Since several assistance programs for the unemployed started running out midsummer, $20 billion is not getting into the pockets of out-of-work Americans each week.  

Andrew Stettner, senior fellow at The Century Foundation, said based on Treasury Department data, those Americans were getting $26 billion a week.

“That has come crashing down to just $6 billion,” Stettener said. “It’s much less support to families and to the economy than we had.”

That $600 a week in federal pandemic payments expired at the end of July. The president’s partial replacement program ran out of money last month. 

Also, folks laid off back in March and April are now running out of their 26 weeks of state jobless benefits. Some, but not all, are getting a 13-week federal extension.  

Unemployment benefits now average $320 a week across the country. It’s even less for gig workers on pandemic unemployment assistance.

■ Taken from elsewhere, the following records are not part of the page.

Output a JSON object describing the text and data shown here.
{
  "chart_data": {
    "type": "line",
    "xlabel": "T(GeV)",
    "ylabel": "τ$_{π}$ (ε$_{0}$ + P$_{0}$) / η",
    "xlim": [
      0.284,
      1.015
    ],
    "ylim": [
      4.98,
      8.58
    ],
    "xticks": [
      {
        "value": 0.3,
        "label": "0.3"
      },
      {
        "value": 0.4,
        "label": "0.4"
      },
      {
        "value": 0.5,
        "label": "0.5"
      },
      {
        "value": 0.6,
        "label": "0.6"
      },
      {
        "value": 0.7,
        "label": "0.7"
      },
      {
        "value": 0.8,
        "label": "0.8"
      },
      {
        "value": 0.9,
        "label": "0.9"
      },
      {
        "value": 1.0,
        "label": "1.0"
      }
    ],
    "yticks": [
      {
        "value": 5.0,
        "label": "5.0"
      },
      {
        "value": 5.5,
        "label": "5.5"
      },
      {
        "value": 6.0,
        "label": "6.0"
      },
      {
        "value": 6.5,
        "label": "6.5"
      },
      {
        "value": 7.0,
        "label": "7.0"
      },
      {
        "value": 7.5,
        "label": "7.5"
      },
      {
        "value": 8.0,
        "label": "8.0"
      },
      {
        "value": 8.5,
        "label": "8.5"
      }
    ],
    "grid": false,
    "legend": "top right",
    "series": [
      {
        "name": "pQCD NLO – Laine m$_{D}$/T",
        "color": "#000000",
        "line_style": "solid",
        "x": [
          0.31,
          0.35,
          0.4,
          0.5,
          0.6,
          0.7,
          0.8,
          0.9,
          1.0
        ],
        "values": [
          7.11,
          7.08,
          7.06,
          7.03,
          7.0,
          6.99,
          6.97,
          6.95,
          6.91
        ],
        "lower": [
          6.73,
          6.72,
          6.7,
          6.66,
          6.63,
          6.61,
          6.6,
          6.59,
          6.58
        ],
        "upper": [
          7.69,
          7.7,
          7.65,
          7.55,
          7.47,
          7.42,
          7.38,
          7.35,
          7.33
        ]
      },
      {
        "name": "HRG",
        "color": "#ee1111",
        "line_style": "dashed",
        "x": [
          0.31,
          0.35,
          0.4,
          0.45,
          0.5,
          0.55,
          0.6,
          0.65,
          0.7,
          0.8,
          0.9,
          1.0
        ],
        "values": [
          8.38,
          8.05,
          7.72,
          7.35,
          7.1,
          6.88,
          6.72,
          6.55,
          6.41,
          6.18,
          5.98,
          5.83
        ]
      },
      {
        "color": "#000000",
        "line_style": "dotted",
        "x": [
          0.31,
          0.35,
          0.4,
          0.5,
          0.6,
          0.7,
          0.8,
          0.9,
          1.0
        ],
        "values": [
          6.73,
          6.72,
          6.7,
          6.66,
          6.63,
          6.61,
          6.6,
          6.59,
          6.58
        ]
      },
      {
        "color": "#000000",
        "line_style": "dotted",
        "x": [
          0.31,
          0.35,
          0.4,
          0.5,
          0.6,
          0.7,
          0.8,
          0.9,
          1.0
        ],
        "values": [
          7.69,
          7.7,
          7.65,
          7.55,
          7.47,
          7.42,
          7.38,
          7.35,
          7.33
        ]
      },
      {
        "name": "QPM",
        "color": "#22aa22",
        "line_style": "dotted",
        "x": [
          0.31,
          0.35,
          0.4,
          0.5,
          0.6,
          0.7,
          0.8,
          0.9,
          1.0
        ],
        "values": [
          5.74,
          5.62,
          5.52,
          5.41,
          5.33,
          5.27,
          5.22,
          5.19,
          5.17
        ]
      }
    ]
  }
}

And that has made a huge dent in the purchasing power of households suffering unemployment, said Mark Hamrick, senior economic analyst at Bankrate.com.

“They are really having to scrape to get by these days just for basic needs, such as to pay for shelter, pay the bills, put food on the table — and forget about luxuries,” he said.

That’s exactly what Brooke Wetzel has seen play out at her florist business, The Plum Dahlia, in Los Angeles. When the economy started to open up in late spring, sales picked up. But since August, “things have gotten pretty slow [with] people not having that extra $50 or $75 for a flower arrangement,” she said.

Now Wetzel is working part time and spending the rest home schooling her kids.